Hacker News new | ask | show | jobs
by rodgerd 1960 days ago
We've already done this. They were called company towns.

I realise that a lot of modern tech culture would rather re-invent the world from first principles while making 10,000 years of human mistakes at high speed in preference to acknowledging the existence of disciplines outside of STEM, but history, economics, anthropology, town planning, they're all right there with many of the answers.

1 comments

And if you look at the track record for company towns - it is mixed. Not every company town exploited workers and paid in scrip. Some company towns were successful, humane endeavors that had higher standards of living and more upward mobility than the surrounding region.

Modern federal and state law already effectively prevents the worst sort of abuse that employees had to deal with in the worst company towns of the past, so I don't foresee the same kind of exploitation happening.

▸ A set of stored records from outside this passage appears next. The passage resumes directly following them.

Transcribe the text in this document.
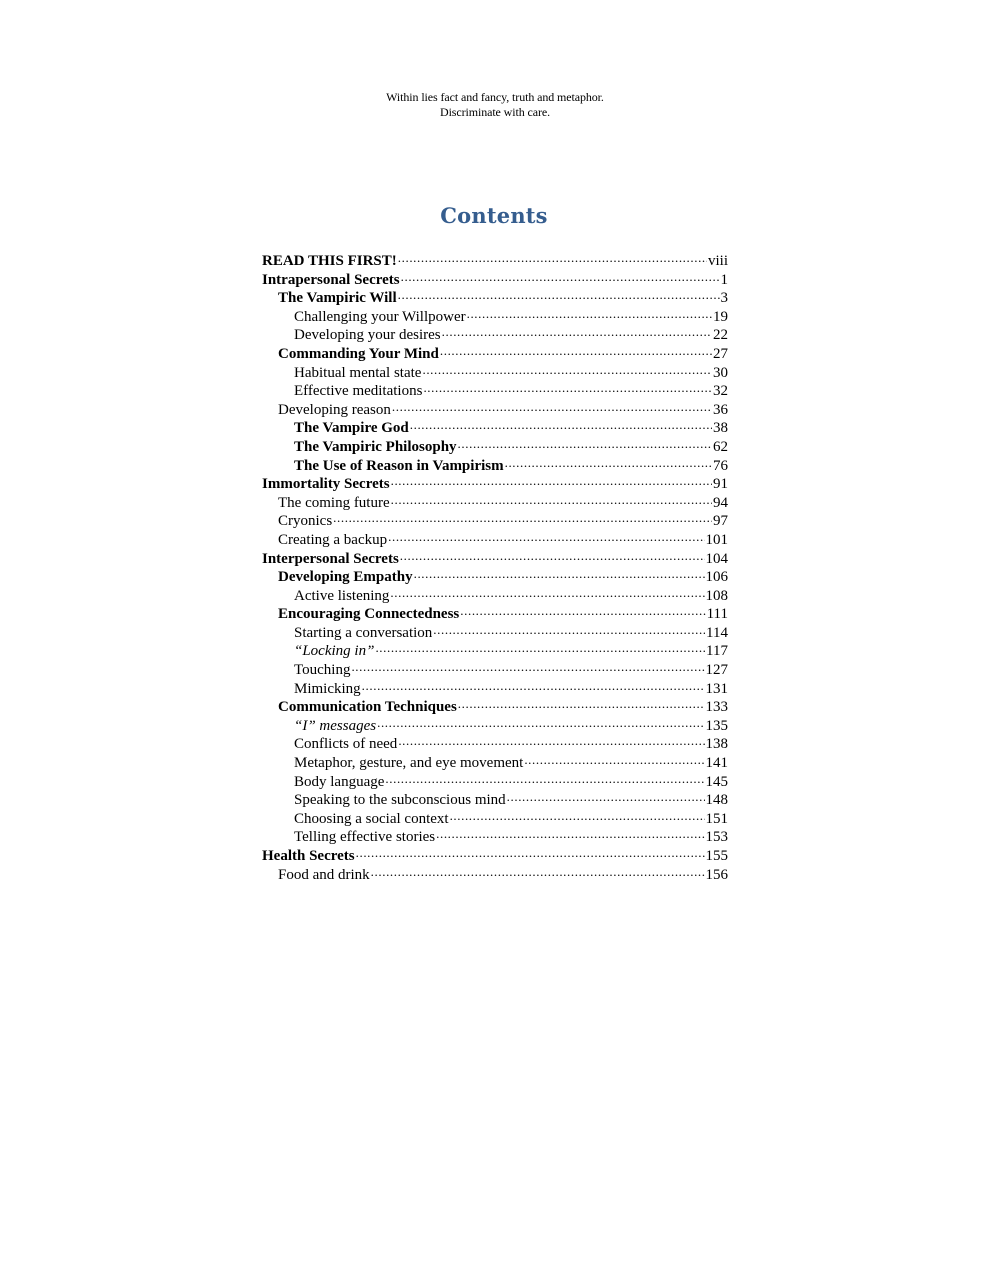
Within lies fact and fancy, truth and metaphor.
Discriminate with care.
Contents
READ THIS FIRST! .....	viii
Intrapersonal Secrets .....	1
The Vampiric Will .....	3
Challenging your Willpower .....	19
Developing your desires .....	22
Commanding Your Mind .....	27
Habitual mental state .....	30
Effective meditations .....	32
Developing reason .....	36
The Vampire God .....	38
The Vampiric Philosophy .....	62
The Use of Reason in Vampirism .....	76
Immortality Secrets .....	91
The coming future .....	94
Cryonics .....	97
Creating a backup .....	101
Interpersonal Secrets .....	104
Developing Empathy .....	106
Active listening .....	108
Encouraging Connectedness .....	111
Starting a conversation .....	114
“Locking in” .....	117
Touching .....	127
Mimicking .....	131
Communication Techniques .....	133
“I” messages .....	135
Conflicts of need .....	138
Metaphor, gesture, and eye movement .....	141
Body language .....	145
Speaking to the subconscious mind .....	148
Choosing a social context .....	151
Telling effective stories .....	153
Health Secrets .....	155
Food and drink .....	156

Can you cite an instance where this actually worked?
Jamshedpur comes to mind (from Tata).

Sun City, Arizona is also a good example.

Gurgaon ,India - but note there are private (company) areas and public areas. In fact that may offer a nice comparison, but from my understanding the seed stage was 100% company-backed.

The Woodlands, Texas. https://en.wikipedia.org/wiki/The_Woodlands,_Texas

I think Ciudad del Este gets pretty close although thats a FTZ charter city, not exactly a "company" charter city.

When you look at these cities you need to select local comps that make sense.